Defendants Boyd argue that plaintiffs’ contract claim is defective because they chose to close the transaction and accept the deed with knowledge that there was termite damage. We agree. The contract states specifically that repair of damage from termites shall be paid for by seller and completed before closing unless otherwise agreed in writing by the parties. Plaintiffs have alleged no other writing evidencing an agreement to the contrary. Where the terms of a contract are plain and unambiguous, the intention of the parties will be discerned from the language employed. Corbin v. Langdon, 23 N.C. App. 21, 25, 208 S.E. 2d 251, 254 (1974). The survival clause in the contract does not assist plaintiffs’ claim because the obvious intention of the parties was that the repair and cost of termite damage would not survive closing in the absence of a written agreement to the contrary. Dismissal of the claim for breach of contract was properly entered.

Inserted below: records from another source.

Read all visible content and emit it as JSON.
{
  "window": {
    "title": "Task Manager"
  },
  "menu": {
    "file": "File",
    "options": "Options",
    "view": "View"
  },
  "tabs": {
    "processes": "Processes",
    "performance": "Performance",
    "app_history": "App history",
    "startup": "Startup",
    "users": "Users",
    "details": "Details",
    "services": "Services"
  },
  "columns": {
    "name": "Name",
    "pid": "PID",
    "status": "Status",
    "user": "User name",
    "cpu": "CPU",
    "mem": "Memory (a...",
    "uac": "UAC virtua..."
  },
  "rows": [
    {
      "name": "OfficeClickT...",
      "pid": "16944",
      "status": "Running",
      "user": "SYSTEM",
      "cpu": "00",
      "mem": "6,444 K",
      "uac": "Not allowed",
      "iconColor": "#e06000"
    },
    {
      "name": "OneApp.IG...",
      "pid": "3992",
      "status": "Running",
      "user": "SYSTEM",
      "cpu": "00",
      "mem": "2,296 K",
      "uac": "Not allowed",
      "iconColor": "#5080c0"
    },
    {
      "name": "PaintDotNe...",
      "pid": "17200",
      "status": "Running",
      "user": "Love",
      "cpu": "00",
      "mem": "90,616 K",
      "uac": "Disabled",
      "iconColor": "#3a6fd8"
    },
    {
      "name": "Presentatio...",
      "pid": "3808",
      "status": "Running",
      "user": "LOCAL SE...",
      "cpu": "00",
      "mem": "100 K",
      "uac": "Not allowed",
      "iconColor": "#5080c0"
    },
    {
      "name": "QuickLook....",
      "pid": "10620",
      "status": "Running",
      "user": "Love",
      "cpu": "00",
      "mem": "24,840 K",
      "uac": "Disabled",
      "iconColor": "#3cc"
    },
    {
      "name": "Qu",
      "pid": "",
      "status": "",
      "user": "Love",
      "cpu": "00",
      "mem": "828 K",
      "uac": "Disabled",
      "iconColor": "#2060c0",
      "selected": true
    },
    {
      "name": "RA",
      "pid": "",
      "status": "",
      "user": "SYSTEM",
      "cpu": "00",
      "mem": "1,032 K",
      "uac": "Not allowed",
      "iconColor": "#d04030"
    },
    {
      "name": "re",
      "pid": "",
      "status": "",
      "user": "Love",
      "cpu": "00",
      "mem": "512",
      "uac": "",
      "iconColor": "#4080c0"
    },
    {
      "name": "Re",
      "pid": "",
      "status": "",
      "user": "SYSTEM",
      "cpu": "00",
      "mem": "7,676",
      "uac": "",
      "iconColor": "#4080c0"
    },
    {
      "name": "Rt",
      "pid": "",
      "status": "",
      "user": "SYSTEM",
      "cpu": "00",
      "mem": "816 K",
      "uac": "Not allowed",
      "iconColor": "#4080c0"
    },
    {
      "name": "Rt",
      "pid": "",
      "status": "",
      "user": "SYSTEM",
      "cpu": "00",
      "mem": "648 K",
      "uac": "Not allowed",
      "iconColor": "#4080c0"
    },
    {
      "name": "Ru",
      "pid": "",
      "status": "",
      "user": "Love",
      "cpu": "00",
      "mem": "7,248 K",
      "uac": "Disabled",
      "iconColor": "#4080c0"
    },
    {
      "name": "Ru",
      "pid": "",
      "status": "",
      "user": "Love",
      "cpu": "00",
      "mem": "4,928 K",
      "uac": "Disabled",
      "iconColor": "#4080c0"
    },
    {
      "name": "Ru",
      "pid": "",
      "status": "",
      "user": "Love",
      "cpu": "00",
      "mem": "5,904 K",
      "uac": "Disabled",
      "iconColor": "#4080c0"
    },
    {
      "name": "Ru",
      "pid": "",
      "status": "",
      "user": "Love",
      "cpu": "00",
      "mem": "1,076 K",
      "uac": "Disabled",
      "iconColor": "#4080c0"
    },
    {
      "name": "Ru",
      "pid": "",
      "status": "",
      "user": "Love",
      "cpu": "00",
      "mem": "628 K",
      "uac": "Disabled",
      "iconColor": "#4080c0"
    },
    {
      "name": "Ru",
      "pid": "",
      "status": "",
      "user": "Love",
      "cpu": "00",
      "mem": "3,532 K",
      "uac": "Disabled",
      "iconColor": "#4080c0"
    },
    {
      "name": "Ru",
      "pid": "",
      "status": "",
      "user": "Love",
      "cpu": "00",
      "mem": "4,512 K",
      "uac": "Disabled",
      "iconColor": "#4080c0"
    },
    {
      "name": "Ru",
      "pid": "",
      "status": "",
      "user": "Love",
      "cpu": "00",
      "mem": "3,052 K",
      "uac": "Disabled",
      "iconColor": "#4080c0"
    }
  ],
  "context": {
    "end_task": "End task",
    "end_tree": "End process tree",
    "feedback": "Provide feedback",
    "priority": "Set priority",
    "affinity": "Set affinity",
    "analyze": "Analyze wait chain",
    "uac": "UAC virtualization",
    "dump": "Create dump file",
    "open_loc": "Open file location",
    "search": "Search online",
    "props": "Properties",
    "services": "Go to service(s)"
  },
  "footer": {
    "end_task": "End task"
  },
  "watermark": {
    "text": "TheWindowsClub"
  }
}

We conclude that plaintiffs’ complaint sufficiently states claims upon which relief can be granted as to defendants Booth *446Realty, Inc. and Go-Forth Services, Inc. under G.S. 75-1.1. The trial court therefore erred in granting defendants’ motions under Rule 12(b)(6) of the N.C. Rules of Civil Procedure with respect to said claims. Plaintiffs’ remaining claims for fraud, negligence and breach of contract were properly dismissed.
Affirmed in part; reversed in part; and remanded.
Judges Eagles and Martin concur.
Judge MARTIN concurred in this opinion prior to 31 December 1987.